I finally have a book in hand, but feel a little lost. The things that helped me stay afloat and promote and get out there with my last two novels are mostly gone. The independent bookstores have been driven out of business, and Big Booky isn't too friendly these days. It's not the way I thought it would be, at all, and all too often I feel like a dinosaur.

That said, several times a day I look at the published version of The Glass Character and just shimmer all over. As it turns out, the cover has a high shine that resembles that antique turquoise glass, and it's effective, as if Harold is looking through a windowpane. It was a long, long haul writing this, and twice as long selling it, and now, though I don't know exactly where I am going with it, it has been externalized, it's no longer just a story or a thought in my head or a hope or a dream: it's a BOOK, and always will be, even if it goes out of print. As an ebook, I suppose it will always be around in some form or another.




I've written about Rich Correll, and I did ask my publisher to send him an advance copy, but I haven't heard anything back. Rich Correll knew Harold, even touched his films and became his unofficial filmographer. What he thinks of  The Glass Character matters. But I have had almost no feedback, and it's kind of like waiting for a medical test to come back. You tell yourself, it's just a precaution, I'm sure everythng's fine. . . but you know that the possibility of "not fine" exists. You tell yourself, for sure, this is your last book. Has to be.

I remember a time when Rich Correll was just some far-flung possibility. I opened a file last night in Word, my first letter to him, dated 2010. I had no idea what his mailing address was, could only find vague references to talent agencies and taxi companies. I even sent a letter to his lawyer. I gave up some time in 2012, and he phoned me in 2013. I could not believe how long ago: last summer. I thought it was maybe two months ago.




I think a lot of what I am doing now is distraction. I should be working feverishly on Facebook and Twitter (though I loathe the thought and would rather be hung upside-down by my toenails than open a Twitter account) to "try to get the word out". What word? My book is out.  Buy it, it's swell. End of message.

I suppose if I don't promote my face off, I won't be eligible for the awards that can propel a writer out of the Paperback Writer zone ("Dear sir or madam, would you read my book, it took me years to write, would you take a look"). I don't know quite how that works. Do I sound super-confident here? I doubt it.

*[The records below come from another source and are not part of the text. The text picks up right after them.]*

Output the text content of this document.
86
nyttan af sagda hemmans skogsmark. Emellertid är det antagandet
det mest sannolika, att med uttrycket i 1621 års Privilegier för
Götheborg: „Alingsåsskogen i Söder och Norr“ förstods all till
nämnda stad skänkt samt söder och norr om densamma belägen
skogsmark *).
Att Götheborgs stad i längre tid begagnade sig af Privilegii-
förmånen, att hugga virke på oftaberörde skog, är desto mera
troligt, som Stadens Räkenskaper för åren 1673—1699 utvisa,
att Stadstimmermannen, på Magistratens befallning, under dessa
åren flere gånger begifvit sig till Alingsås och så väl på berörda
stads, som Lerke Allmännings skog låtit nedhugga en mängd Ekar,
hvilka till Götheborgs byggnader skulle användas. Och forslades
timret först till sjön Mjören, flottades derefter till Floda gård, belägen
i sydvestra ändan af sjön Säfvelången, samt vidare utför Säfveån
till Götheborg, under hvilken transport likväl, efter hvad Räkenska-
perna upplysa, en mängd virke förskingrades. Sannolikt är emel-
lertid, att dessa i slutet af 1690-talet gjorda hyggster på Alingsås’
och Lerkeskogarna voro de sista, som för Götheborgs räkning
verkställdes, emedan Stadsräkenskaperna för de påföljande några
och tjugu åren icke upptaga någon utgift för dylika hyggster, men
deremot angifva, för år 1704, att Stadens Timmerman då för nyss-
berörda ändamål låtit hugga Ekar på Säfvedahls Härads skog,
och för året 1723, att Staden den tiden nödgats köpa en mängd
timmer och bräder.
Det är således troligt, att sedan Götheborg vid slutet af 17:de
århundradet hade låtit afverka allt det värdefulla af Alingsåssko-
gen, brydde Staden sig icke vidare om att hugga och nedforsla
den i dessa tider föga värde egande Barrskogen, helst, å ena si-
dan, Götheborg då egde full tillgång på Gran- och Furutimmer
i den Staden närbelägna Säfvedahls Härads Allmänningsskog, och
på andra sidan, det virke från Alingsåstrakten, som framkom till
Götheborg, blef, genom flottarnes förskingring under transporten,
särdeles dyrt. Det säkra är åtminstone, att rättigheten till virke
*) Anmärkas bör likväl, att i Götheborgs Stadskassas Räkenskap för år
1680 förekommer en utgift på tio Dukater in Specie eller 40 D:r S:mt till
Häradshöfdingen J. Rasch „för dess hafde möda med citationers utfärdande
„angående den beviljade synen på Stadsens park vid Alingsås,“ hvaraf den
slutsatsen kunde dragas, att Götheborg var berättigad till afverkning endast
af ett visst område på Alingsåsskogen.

I do feel good about the book. It's not that. Or, I don't think so. It's everything else, what goes with it. Writers are jerked back and forth: stop being so sickeningly self-congratulatory! Get out there and be a shameless self-promoter! Go away, come back.

And then there is Cinderella Syndrome, the great lottery win, with some obscure or completely unknown author catapulting to the top of the New York Times bestseller list (Nirvana for every writer, supposedly). I should have called my novel 50 Shades of Harold.




It's a weird place to be in. I wouldn't want to go back. All of it has been hard. The writing was the best part, as always. I'll never forget it. And a few people have commented on it. Even my daughter liked it! She's the toughest critic I know, one of the few people who actually speaks her mind when you ask her about something, so her opinion matters to me.

All I want to do is make Blingees, right now, to take my mind off things. I have had no reviews at all so far, and there may not be any (not that they lead to sales). One would be nice. And hearing back from Rich Correll. Now THAT would be nice. An invite to read somewhere, so I don't have to phone an organizer and say, "Please, sir. . . "




But I remember the day the idea fell on me to write this book - just fell on me like an anvil out of nowhere, and my first reaction was, "Nooooooooooooo." Somehow, that led to this. The strange "this" I'm in now, which is a long way from the initial assault.